After a text edit, produce a new tree without redoing the full parse:

```elixir
iex> old_src = "hello {$name}"
iex> new_src = "hello {$name}!"
iex> {:ok, old} = Localize.Mf2.TreeSitter.parse(old_src)
iex> edit = %Localize.Mf2.TreeSitter.Edit{
...>   start_byte: byte_size(old_src),
...>   old_end_byte: byte_size(old_src),
...>   new_end_byte: byte_size(new_src),
...>   start_point: {0, byte_size(old_src)},
...>   old_end_point: {0, byte_size(old_src)},
...>   new_end_point: {0, byte_size(new_src)}
...> }
iex> {:ok, new} = Localize.Mf2.TreeSitter.parse_incremental(old, [edit], new_src)
iex> Localize.Mf2.TreeSitter.changed_ranges(old, new)
[{13, 14, {0, 13}, {0, 14}}]
```

The old tree is **not** mutated; the NIF clones it, applies the edits to the clone, and feeds the clone to the parser. `changed_ranges/2` returns the byte/point ranges that differ.

## Keeping the grammar current

The grammar files under `c_src/grammar/` and `priv/queries/` are vendored from the [`tree-sitter-mf2`](https://www.npmjs.com/package/tree-sitter-mf2) npm package (published from [`mf2_treesitter`](https://github.com/elixir-localize/mf2_treesitter)). A mix task pins a specific version and fetches files from the published tarball via the unpkg CDN — no sibling repo checkout required, fully reproducible.

```bash
# Fetch from npm at the pinned version and update vendored files.
mix localize_mf2_treesitter.sync

# CI check — exit non-zero if vendored files drift from the pinned
# version. Does not modify files.
mix localize_mf2_treesitter.sync --check
```

The pinned version lives at the top of the task module as `@tree_sitter_mf2_version`. To move to a newer grammar release, bump that string and re-run the task. **Keep the pin in step with `mf2_wasm_editor`'s own sync task** — grammar tree shape is the API boundary between this NIF (server-side parse) and the WASM editor (browser-side parse); a version skew can produce different trees for the same input, breaking the canonicalisation round-trip.
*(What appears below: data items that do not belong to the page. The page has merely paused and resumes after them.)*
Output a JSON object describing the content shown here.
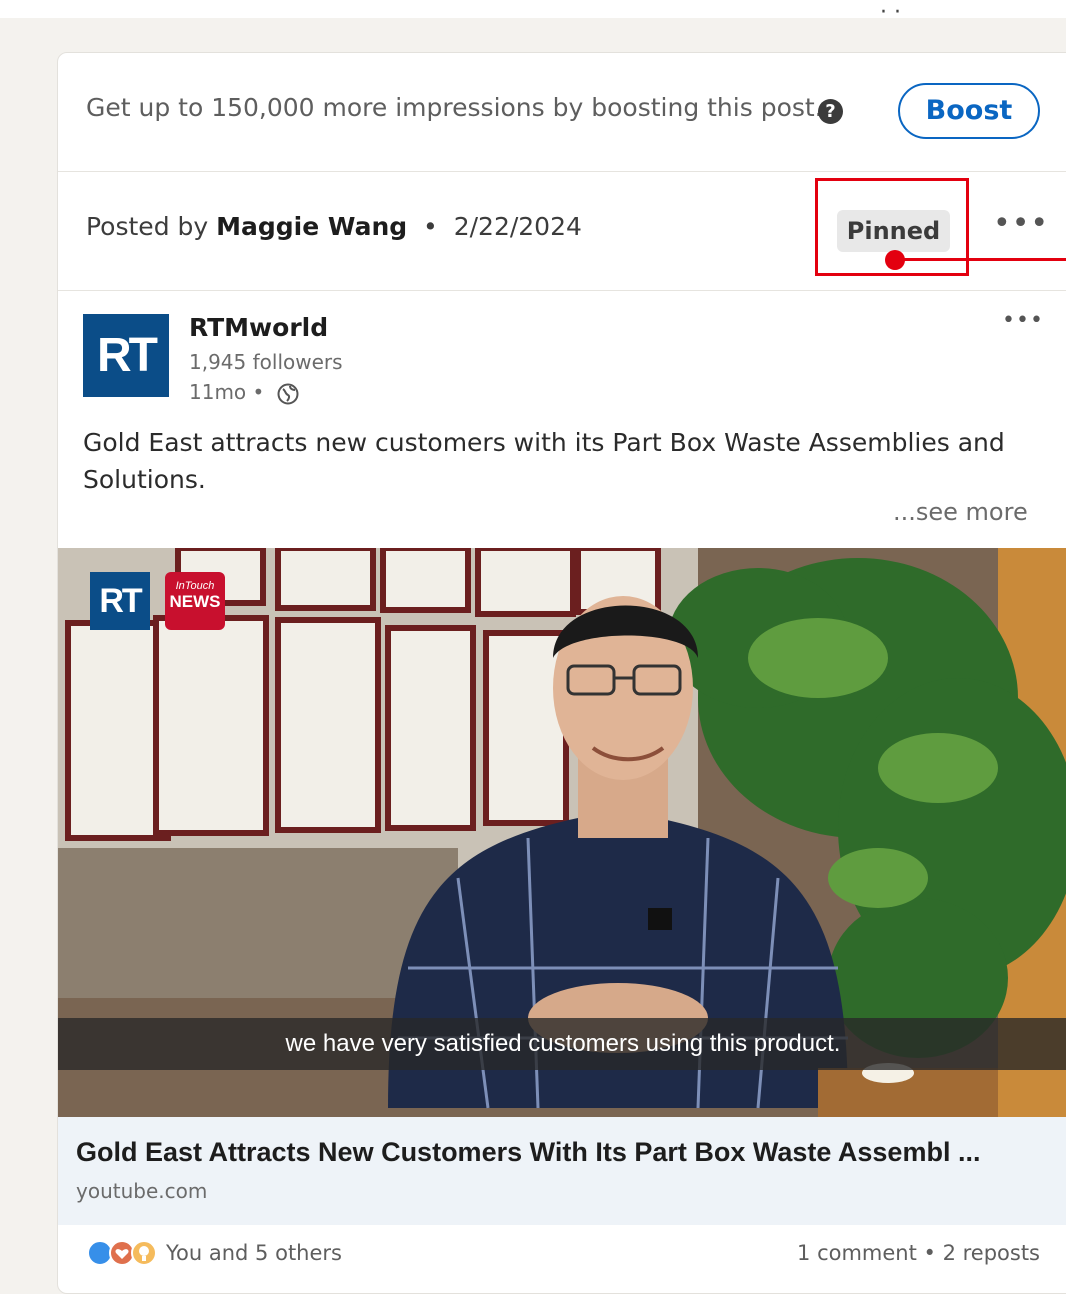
{
  "top_fragment": "· ·",
  "boost": {
    "text": "Get up to 150,000 more impressions by boosting this post.",
    "help_icon": "question-mark",
    "button_label": "Boost"
  },
  "posted": {
    "prefix": "Posted by",
    "author": "Maggie Wang",
    "separator": "•",
    "date": "2/22/2024",
    "pinned_label": "Pinned",
    "more_label": "•••"
  },
  "annotation": {
    "color": "#e3000f"
  },
  "post": {
    "logo_text": "RT",
    "author": "RTMworld",
    "followers": "1,945 followers",
    "age": "11mo •",
    "visibility_icon": "globe",
    "more_label": "•••",
    "text": "Gold East attracts new customers with its Part Box Waste Assemblies and Solutions.",
    "see_more": "...see more"
  },
  "media": {
    "logo_text": "RT",
    "badge_top": "InTouch",
    "badge_bottom": "NEWS",
    "caption": "we have very satisfied customers using this product."
  },
  "link": {
    "title": "Gold East Attracts New Customers With Its Part Box Waste Assembl ...",
    "source": "youtube.com"
  },
  "social": {
    "reactions_text": "You and 5 others",
    "counts_text": "1 comment • 2 reposts",
    "reaction_icons": [
      "clap",
      "heart",
      "insightful"
    ]
  },
  "colors": {
    "accent": "#0a66c2",
    "logo_blue": "#0b4d88",
    "news_red": "#c8102e"
  }
}
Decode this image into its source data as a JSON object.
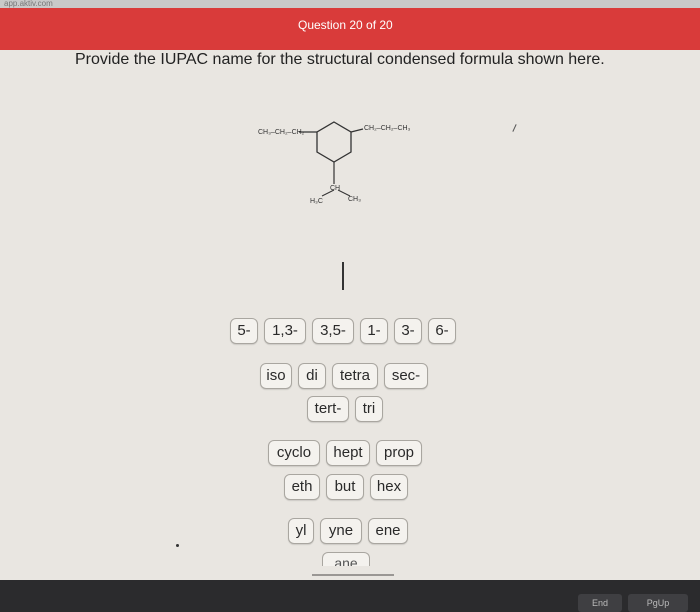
{
  "browser": {
    "url_fragment": "app.aktiv.com"
  },
  "header": {
    "question_label": "Question 20 of 20"
  },
  "prompt": "Provide the IUPAC name for the structural condensed formula shown here.",
  "structure": {
    "left_chain": "CH₃–CH₂–CH₂",
    "right_chain": "CH₂–CH₂–CH₃",
    "branch_ch": "CH",
    "branch_left": "H₃C",
    "branch_right": "CH₃"
  },
  "tiles": {
    "locants": [
      "5-",
      "1,3-",
      "3,5-",
      "1-",
      "3-",
      "6-"
    ],
    "prefixes_row1": [
      "iso",
      "di",
      "tetra",
      "sec-"
    ],
    "prefixes_row2": [
      "tert-",
      "tri"
    ],
    "roots_row1": [
      "cyclo",
      "hept",
      "prop"
    ],
    "roots_row2": [
      "eth",
      "but",
      "hex"
    ],
    "suffixes": [
      "yl",
      "yne",
      "ene"
    ],
    "partial_tile": "ane"
  },
  "keyboard": {
    "end_label": "End",
    "pgup_label": "PgUp"
  }
}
### Offline / local-iteration override

If you're iterating on the grammar locally and want the sync to read from a sibling checkout rather than hit the network, set `MF2_TREESITTER_DIR`:

```bash
MF2_TREESITTER_DIR=/path/to/mf2_treesitter mix localize_mf2_treesitter.sync
```

### No `--build-wasm` flag

This package doesn't produce a WASM bundle. The WASM consumer is [`mf2_wasm_editor`](https://github.com/elixir-localize/mf2_wasm_editor), which has its own sync task. The grammar package (`tree-sitter-mf2`) is the common upstream both packages sync from.

## Keeping the tree-sitter runtime current

Separate from the grammar, the package also embeds the **tree-sitter C runtime** under `c_src/runtime/`. It compiles alongside `parser.c` into the NIF `.so`. The runtime's supported ABI version must be ≥ the version `parser.c` was generated against — otherwise `ts_parser_set_language()` refuses the language at load time and every parse returns `{:error, :parse_failed}`.
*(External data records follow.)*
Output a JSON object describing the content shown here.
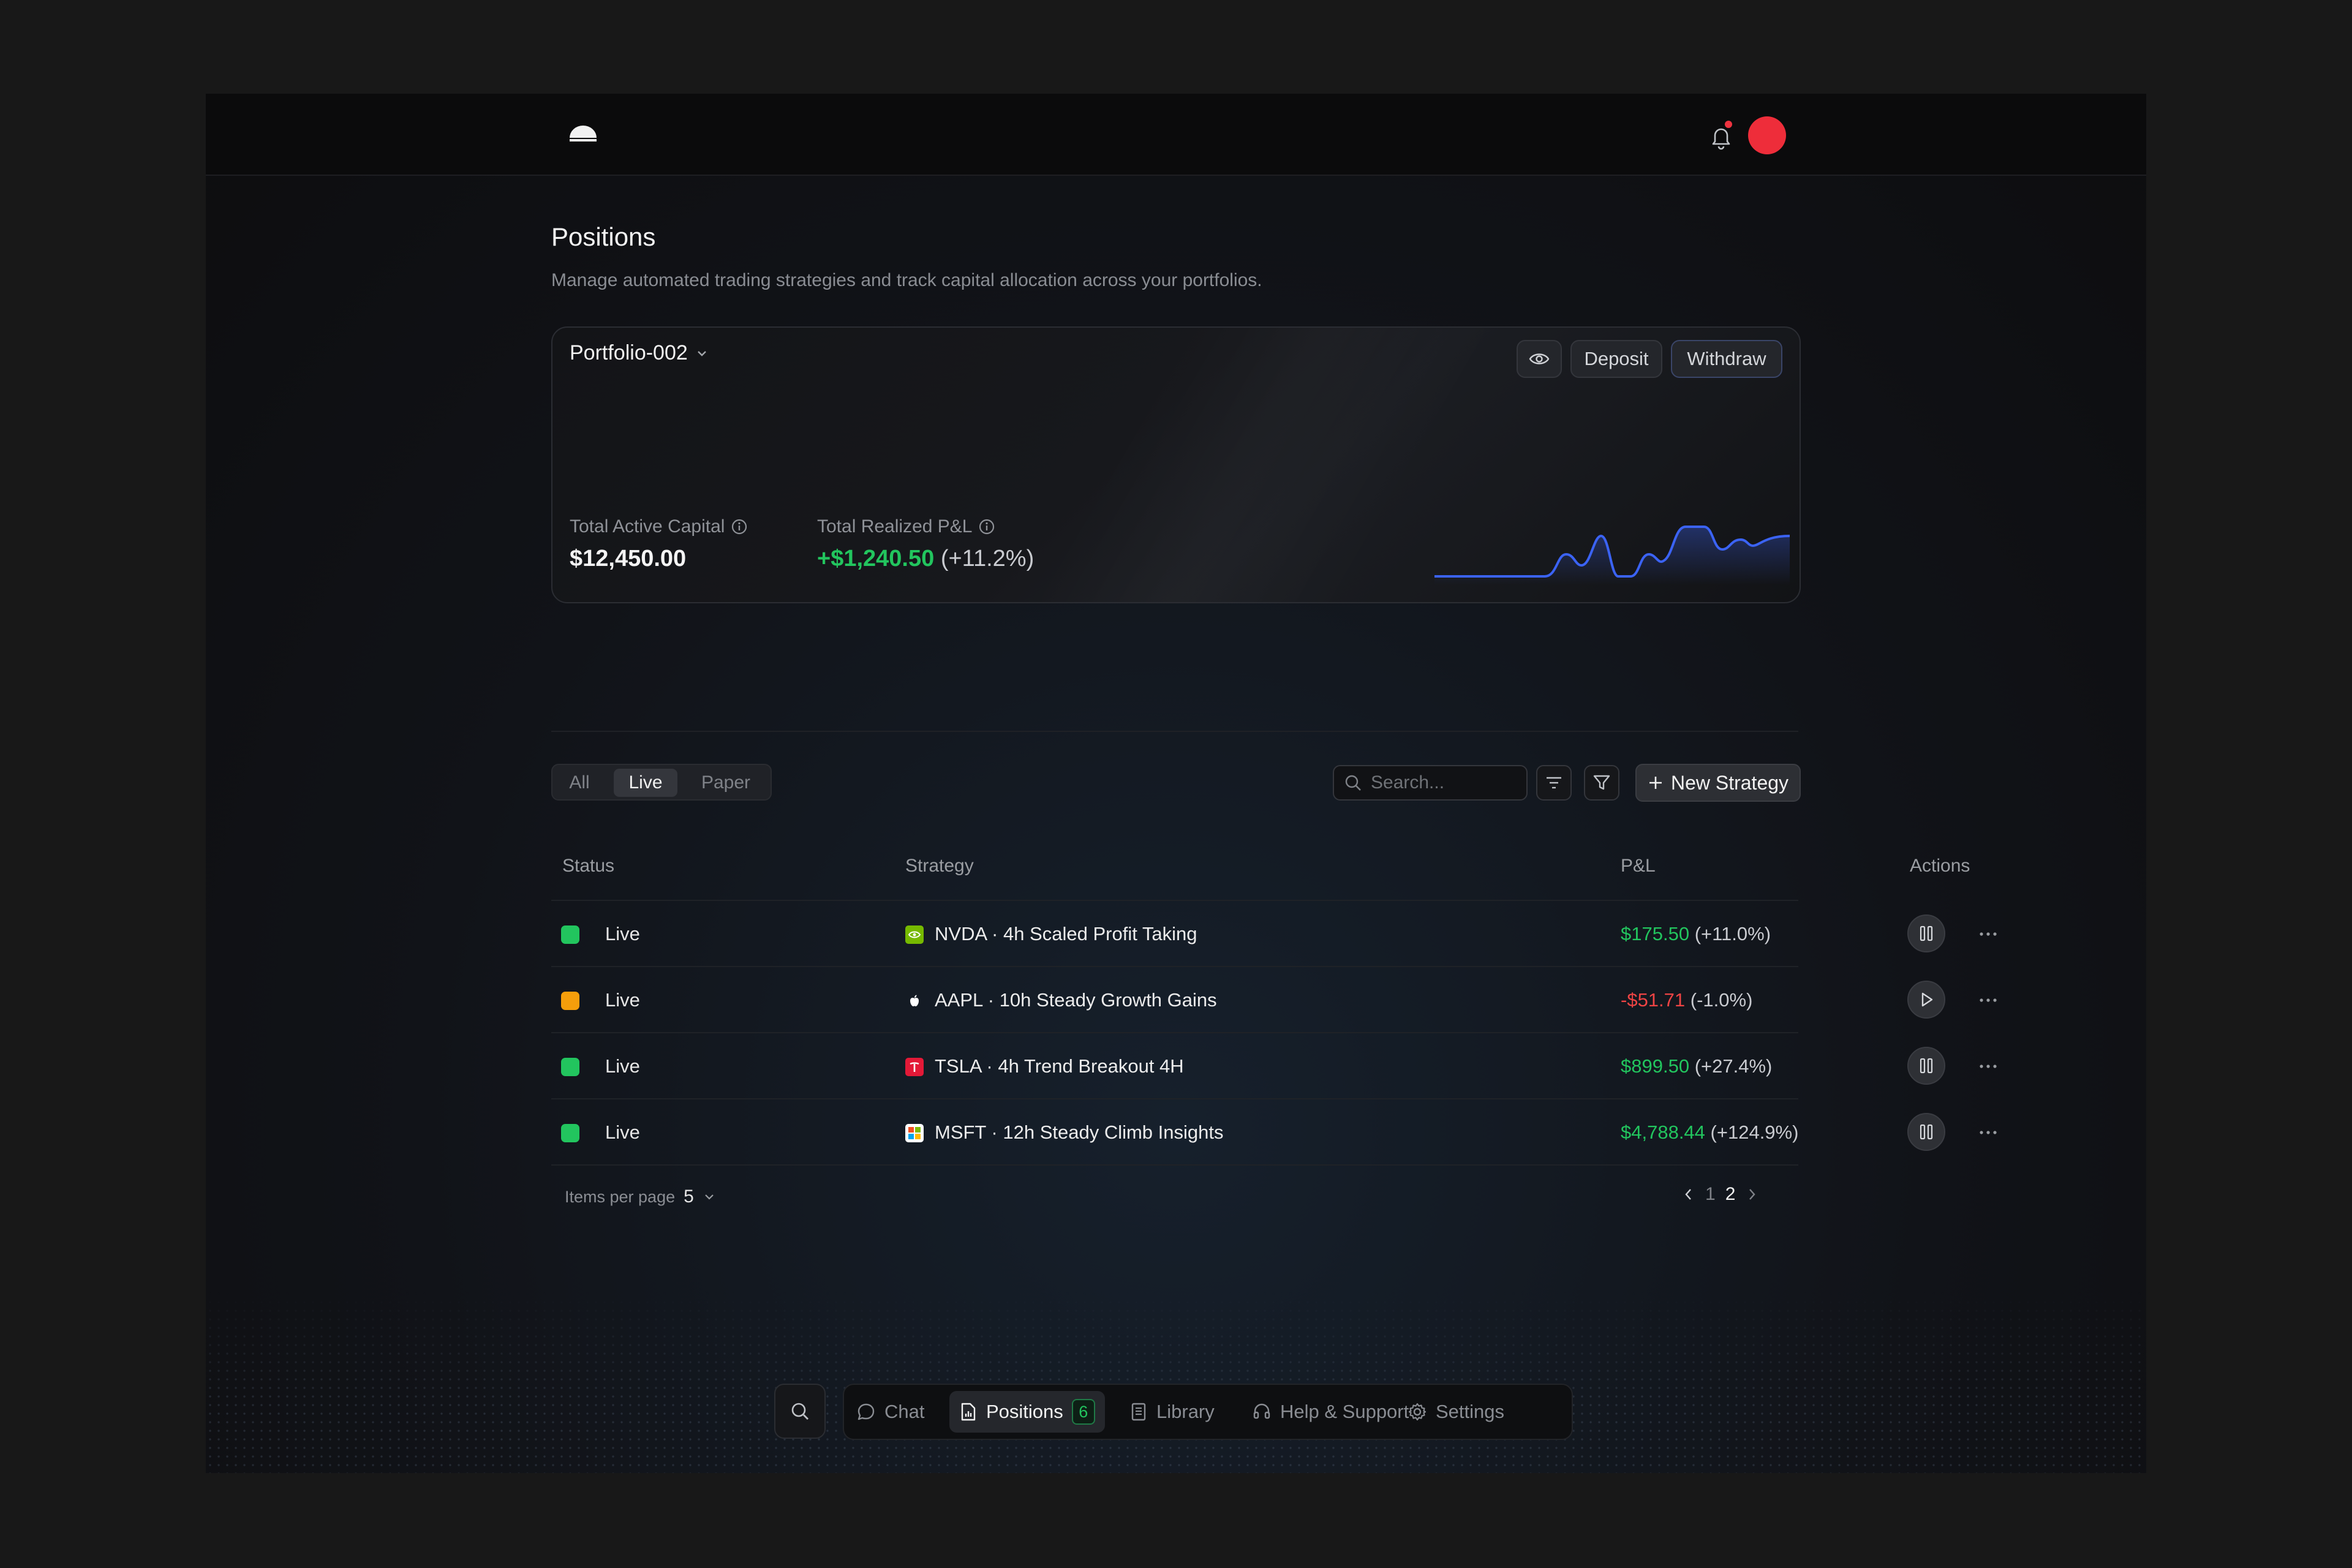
{
  "header": {
    "logo_icon": "half-dome-logo",
    "notifications_icon": "bell-icon",
    "avatar_color": "#ee2d3a"
  },
  "page": {
    "title": "Positions",
    "subtitle": "Manage automated trading strategies and track capital allocation across your portfolios."
  },
  "portfolio": {
    "selected": "Portfolio-002",
    "visibility_icon": "eye-icon",
    "deposit_label": "Deposit",
    "withdraw_label": "Withdraw",
    "total_active_capital_label": "Total Active Capital",
    "total_active_capital_value": "$12,450.00",
    "total_realized_pnl_label": "Total Realized P&L",
    "total_realized_pnl_value": "+$1,240.50",
    "total_realized_pnl_pct": "(+11.2%)",
    "sparkline_color": "#3b63f5"
  },
  "filters": {
    "tabs": [
      "All",
      "Live",
      "Paper"
    ],
    "active_tab": "Live",
    "search_placeholder": "Search...",
    "new_strategy_label": "New Strategy"
  },
  "table": {
    "columns": [
      "Status",
      "Strategy",
      "P&L",
      "Actions"
    ],
    "rows": [
      {
        "status": "Live",
        "status_color": "#22c55e",
        "ticker_icon": "nvidia-icon",
        "strategy": "NVDA · 4h Scaled Profit Taking",
        "pnl": "$175.50",
        "pnl_pct": "(+11.0%)",
        "pnl_sign": "positive",
        "action": "pause"
      },
      {
        "status": "Live",
        "status_color": "#f59e0b",
        "ticker_icon": "apple-icon",
        "strategy": "AAPL · 10h Steady Growth Gains",
        "pnl": "-$51.71",
        "pnl_pct": "(-1.0%)",
        "pnl_sign": "negative",
        "action": "play"
      },
      {
        "status": "Live",
        "status_color": "#22c55e",
        "ticker_icon": "tesla-icon",
        "strategy": "TSLA · 4h Trend Breakout 4H",
        "pnl": "$899.50",
        "pnl_pct": "(+27.4%)",
        "pnl_sign": "positive",
        "action": "pause"
      },
      {
        "status": "Live",
        "status_color": "#22c55e",
        "ticker_icon": "microsoft-icon",
        "strategy": "MSFT · 12h Steady Climb Insights",
        "pnl": "$4,788.44",
        "pnl_pct": "(+124.9%)",
        "pnl_sign": "positive",
        "action": "pause"
      }
    ]
  },
  "pagination": {
    "items_per_page_label": "Items per page",
    "items_per_page_value": "5",
    "pages": [
      "1",
      "2"
    ],
    "current_page": "2"
  },
  "dock": {
    "search_icon": "search-icon",
    "items": [
      {
        "label": "Chat",
        "icon": "chat-bubble-icon"
      },
      {
        "label": "Positions",
        "icon": "document-chart-icon",
        "badge": "6",
        "active": true
      },
      {
        "label": "Library",
        "icon": "book-icon"
      },
      {
        "label": "Help & Support",
        "icon": "headset-icon"
      },
      {
        "label": "Settings",
        "icon": "gear-icon"
      }
    ]
  }
}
A dedicated mix task refreshes the runtime from upstream [`tree-sitter/tree-sitter`](https://github.com/tree-sitter/tree-sitter):

```bash
# Fetch and overlay the pinned runtime version.
mix localize_mf2_treesitter.update_runtime

# CI check — exits non-zero if any vendored runtime file drifts
# from the pinned version. Doesn't modify files.
mix localize_mf2_treesitter.update_runtime --check
```

The pinned version lives at the top of the task module as `@runtime_version`. **Bump it whenever you bump the grammar pin** in `localize_mf2_treesitter.sync`, so the runtime's ABI support stays ahead of (or equal to) whatever `parser.c` needs. As a rule of thumb, match the `@runtime_version` here to the tree-sitter CLI version that generated `c_src/grammar/parser.c` (check its first-line comment).
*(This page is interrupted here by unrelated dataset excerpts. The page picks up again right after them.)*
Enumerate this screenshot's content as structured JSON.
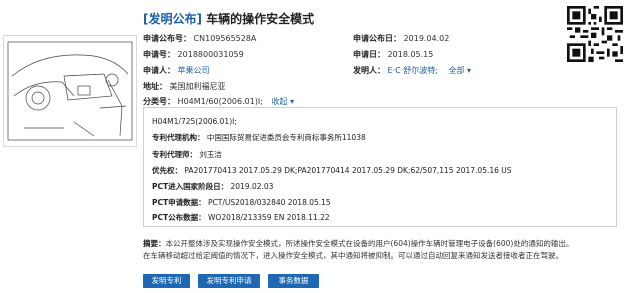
{
  "title": {
    "tag": "[发明公布]",
    "name": "车辆的操作安全模式"
  },
  "fields": {
    "pub_no": {
      "label": "申请公布号：",
      "value": "CN109565528A"
    },
    "pub_date": {
      "label": "申请公布日：",
      "value": "2019.04.02"
    },
    "app_no": {
      "label": "申请号：",
      "value": "2018800031059"
    },
    "app_date": {
      "label": "申请日：",
      "value": "2018.05.15"
    },
    "applicant": {
      "label": "申请人：",
      "value": "苹果公司"
    },
    "inventor": {
      "label": "发明人：",
      "value": "E·C·舒尔波特;",
      "more": "全部 ▾"
    },
    "address": {
      "label": "地址：",
      "value": "美国加利福尼亚"
    },
    "ipc": {
      "label": "分类号：",
      "value": "H04M1/60(2006.01)I;",
      "toggle": "收起 ▾"
    }
  },
  "detail": {
    "ipc_extra": "H04M1/725(2006.01)I;",
    "agency": {
      "label": "专利代理机构：",
      "value": "中国国际贸易促进委员会专利商标事务所11038"
    },
    "agent": {
      "label": "专利代理师：",
      "value": "刘玉洁"
    },
    "priority": {
      "label": "优先权：",
      "value": "PA201770413 2017.05.29 DK;PA201770414 2017.05.29 DK;62/507,115 2017.05.16 US"
    },
    "pct_entry": {
      "label": "PCT进入国家阶段日：",
      "value": "2019.02.03"
    },
    "pct_app": {
      "label": "PCT申请数据：",
      "value": "PCT/US2018/032840 2018.05.15"
    },
    "pct_pub": {
      "label": "PCT公布数据：",
      "value": "WO2018/213359 EN 2018.11.22"
    }
  },
  "abstract": {
    "label": "摘要：",
    "line1": "本公开整体涉及实现操作安全模式，所述操作安全模式在设备的用户(604)操作车辆时管理电子设备(600)处的通知的输出。",
    "line2": "在车辆移动超过给定阈值的情况下，进入操作安全模式，其中通知将被抑制。可以通过自动回复来通知发送者接收者正在驾驶。"
  },
  "buttons": {
    "patent": "发明专利",
    "application": "发明专利申请",
    "affairs": "事务数据"
  },
  "colors": {
    "accent": "#1d67b3",
    "link": "#1a5fa8"
  },
  "icons": {
    "figure": "patent-drawing-thumbnail",
    "qr": "qr-code-icon"
  }
}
The task preserves `c_src/runtime/src/lib.c` (our hand-written amalgamation wrapper — it adds `#define _POSIX_C_SOURCE 200112L` and `#include`s every runtime `.c` file). If upstream adds a new `.c` file under `lib/src/`, the task warns that `lib.c` needs an extra `#include` line.

## Roadmap

* Precompiled NIF artefacts via `:elixir_make_precompiler`, so downstream consumers don't need a C toolchain.

## Licence

Apache-2.0 for this package. The vendored tree-sitter runtime under `c_src/runtime/` is MIT — see `c_src/runtime/LICENSE`.